A number of studies have shown that a decreased PTEN expression is also correlated with the progressive outcome of solid cancers, including ovarian, prostate and cervical cancer (25,26). Regarding its association with survival, Deng et al(27) reported that PTEN expression was not correlated with survival time, whereas Bai et al(28) showed that patients with nuclear PTEN expression had higher survival rates compared with those without nuclear PTEN expression. In this study, we found no significant correlation of PTEN expression, including cytoplasmic, nuclear and total expression, with overall or 3-year survival, results which are consistent with the findings of Deng et al(27). Although the differences in associations observed between our study and the results reported by Bai et al(28) may be due to methodological differences or the number of patients examined, it is likely that PTEN expression in gastric carcinoma may not serve as a prognostic marker, but as a marker for differentiating tumor stage and progression. Additional studies are required to further explore the role of PTEN expression (or lack thereof) in the prognosis of gastric cancer, and take into account postsurgical treatments that potentially affect survival independently of PTEN expression, such as adjuvant therapy.

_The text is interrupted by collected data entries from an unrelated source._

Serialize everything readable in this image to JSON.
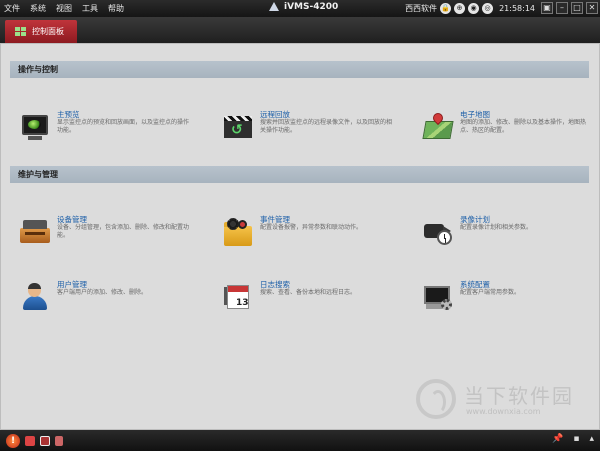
{
  "menu": {
    "items": [
      "文件",
      "系统",
      "视图",
      "工具",
      "帮助"
    ]
  },
  "app": {
    "title": "iVMS-4200"
  },
  "topbar_right": {
    "user_label": "西西软件",
    "time": "21:58:14",
    "window_controls": [
      "restore",
      "minimize",
      "maximize",
      "close"
    ]
  },
  "tabs": [
    {
      "label": "控制面板",
      "active": true
    }
  ],
  "sections": [
    {
      "header": "操作与控制",
      "items": [
        {
          "title": "主预览",
          "desc": "显示监控点的预览和回放画面，以及监控点的操作功能。",
          "icon": "monitor-icon"
        },
        {
          "title": "远程回放",
          "desc": "搜索并回放监控点的远程录像文件，以及回放的相关操作功能。",
          "icon": "playback-icon"
        },
        {
          "title": "电子地图",
          "desc": "地图的添加、修改、删除以及基本操作，地图热点、热区的配置。",
          "icon": "map-icon"
        }
      ]
    },
    {
      "header": "维护与管理",
      "items": [
        {
          "title": "设备管理",
          "desc": "设备、分组管理，包含添加、删除、修改和配置功能。",
          "icon": "device-icon"
        },
        {
          "title": "事件管理",
          "desc": "配置设备报警，异常参数和联动动作。",
          "icon": "event-icon"
        },
        {
          "title": "录像计划",
          "desc": "配置录像计划和相关参数。",
          "icon": "record-schedule-icon"
        },
        {
          "title": "用户管理",
          "desc": "客户端用户的添加、修改、删除。",
          "icon": "user-icon"
        },
        {
          "title": "日志搜索",
          "desc": "搜索、查看、备份本地和远程日志。",
          "icon": "log-icon"
        },
        {
          "title": "系统配置",
          "desc": "配置客户端常用参数。",
          "icon": "system-config-icon"
        }
      ]
    }
  ],
  "calendar_number": "13",
  "watermark": {
    "text": "当下软件园",
    "url": "www.downxia.com"
  },
  "colors": {
    "accent_tab": "#b0262d",
    "section_header": "#afbac5",
    "link_title": "#1d5fa8"
  }
}
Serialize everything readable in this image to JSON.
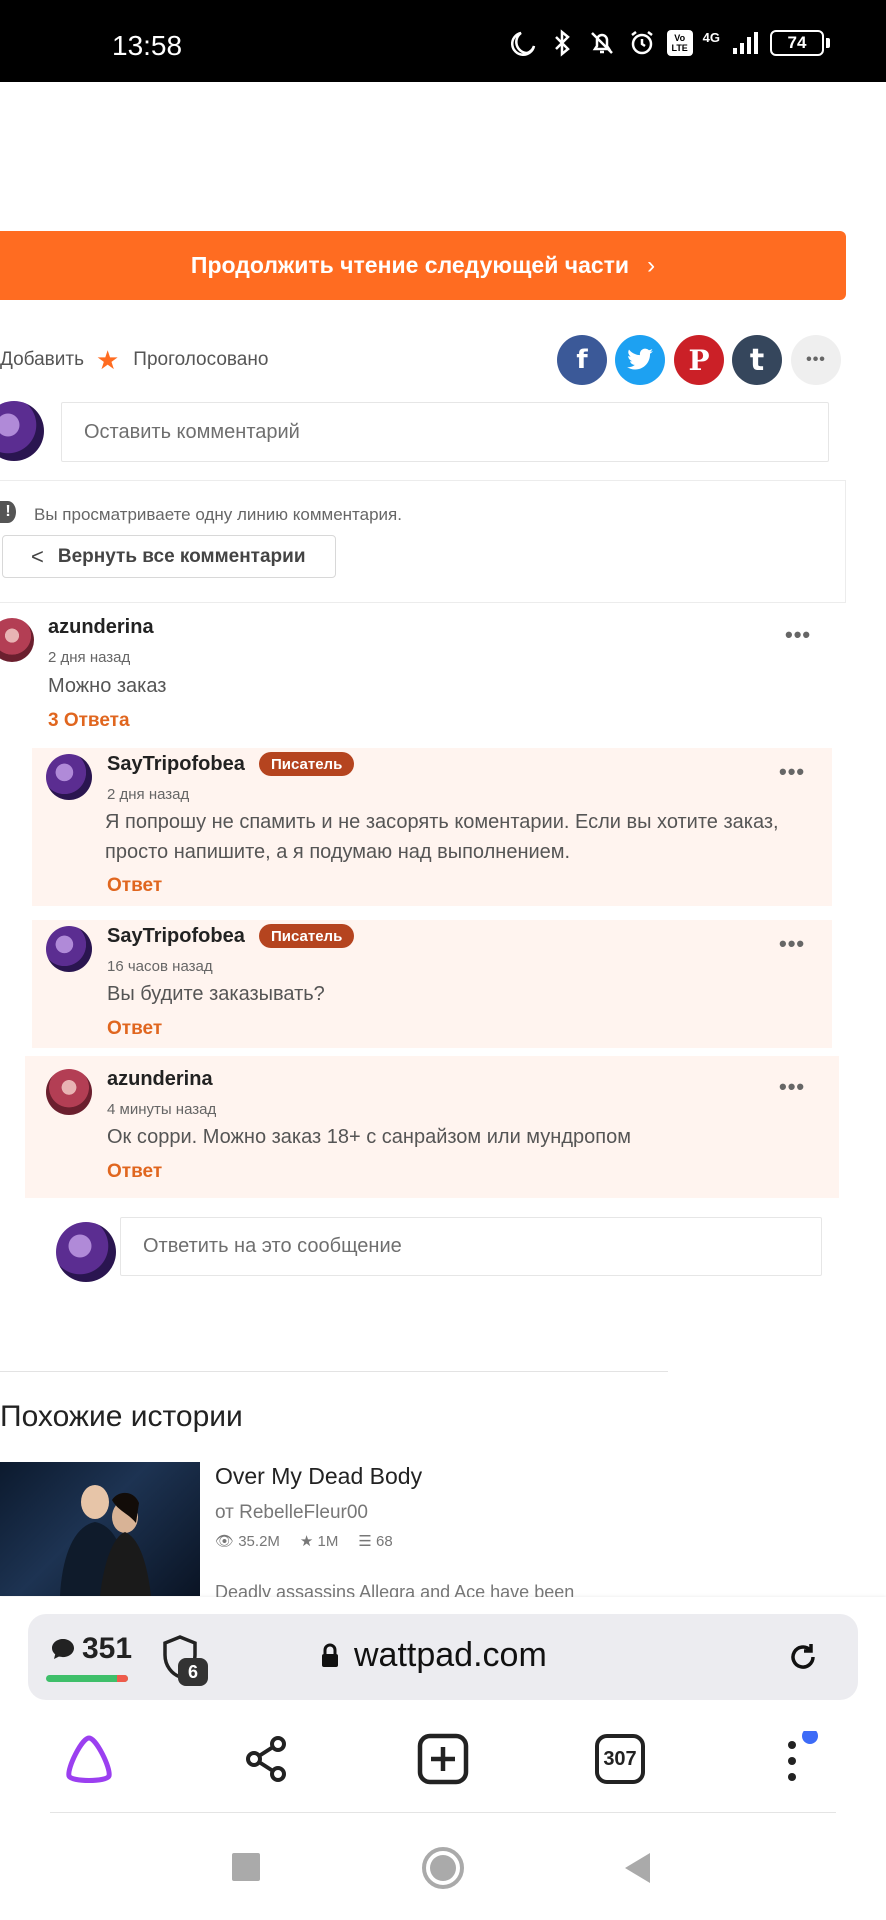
{
  "status_bar": {
    "time": "13:58",
    "network": "4G",
    "volte": "Vo LTE",
    "battery": "74"
  },
  "continue_button": {
    "label": "Продолжить чтение следующей части",
    "chevron": "›"
  },
  "vote": {
    "add_label": "Добавить",
    "voted_label": "Проголосовано"
  },
  "share": {
    "facebook": "f",
    "twitter": "twitter-icon",
    "pinterest": "P",
    "tumblr": "t",
    "more": "•••",
    "colors": {
      "facebook": "#3b5998",
      "twitter": "#1da1f2",
      "pinterest": "#cb2027",
      "tumblr": "#35465c",
      "more": "#efefef"
    }
  },
  "comment_input": {
    "placeholder": "Оставить комментарий"
  },
  "thread_notice": {
    "info": "!",
    "text": "Вы просматриваете одну линию комментария.",
    "back_label": "Вернуть все комментарии"
  },
  "main_comment": {
    "user": "azunderina",
    "time": "2 дня назад",
    "text": "Можно заказ",
    "replies_link": "3 Ответа",
    "more": "•••"
  },
  "replies": [
    {
      "user": "SayTripofobea",
      "badge": "Писатель",
      "time": "2 дня назад",
      "text": "Я попрошу не спамить и не засорять коментарии. Если вы хотите заказ, просто напишите, а я подумаю над выполнением.",
      "reply_link": "Ответ",
      "more": "•••"
    },
    {
      "user": "SayTripofobea",
      "badge": "Писатель",
      "time": "16 часов назад",
      "text": "Вы будите заказывать?",
      "reply_link": "Ответ",
      "more": "•••"
    },
    {
      "user": "azunderina",
      "time": "4 минуты назад",
      "text": "Ок сорри. Можно заказ 18+ с санрайзом или мундропом",
      "reply_link": "Ответ",
      "more": "•••"
    }
  ],
  "reply_input": {
    "placeholder": "Ответить на это сообщение"
  },
  "similar": {
    "title": "Похожие истории",
    "book": {
      "title": "Over My Dead Body",
      "author": "от RebelleFleur00",
      "reads": "35.2M",
      "votes": "1M",
      "parts": "68",
      "description": "Deadly assassins Allegra and Ace have been"
    }
  },
  "browser": {
    "chat_count": "351",
    "shield_count": "6",
    "url": "wattpad.com",
    "tabs_count": "307"
  }
}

In conclusion, results showed that the cytoplasmic PTEN expression was frequently lost in gastric carcinoma compared with adjacent non-neoplastic tissue. Furthermore, the total PTEN expression was downregulated in gastric carcinoma relative to non-neoplastic tissue in the patients included in this study. Loss and downregulation of PTEN expression were associated with several clinicopathological characteristics, notably AJCC stage. These findings suggest that the loss or downregulation of PTEN expression is involved in tumorigenesis and the progression of primary gastric carcinoma. Our findings also indicate that PTEN is a promising new molecular target for designing novel preventive and therapeutic strategies to control gastric carcinoma.
Acknowledgments
This study was partly supported by the Ministry of Science and Technology of China Grants (2011DFA30480) and the Ministry of Education (China) (IRT1168).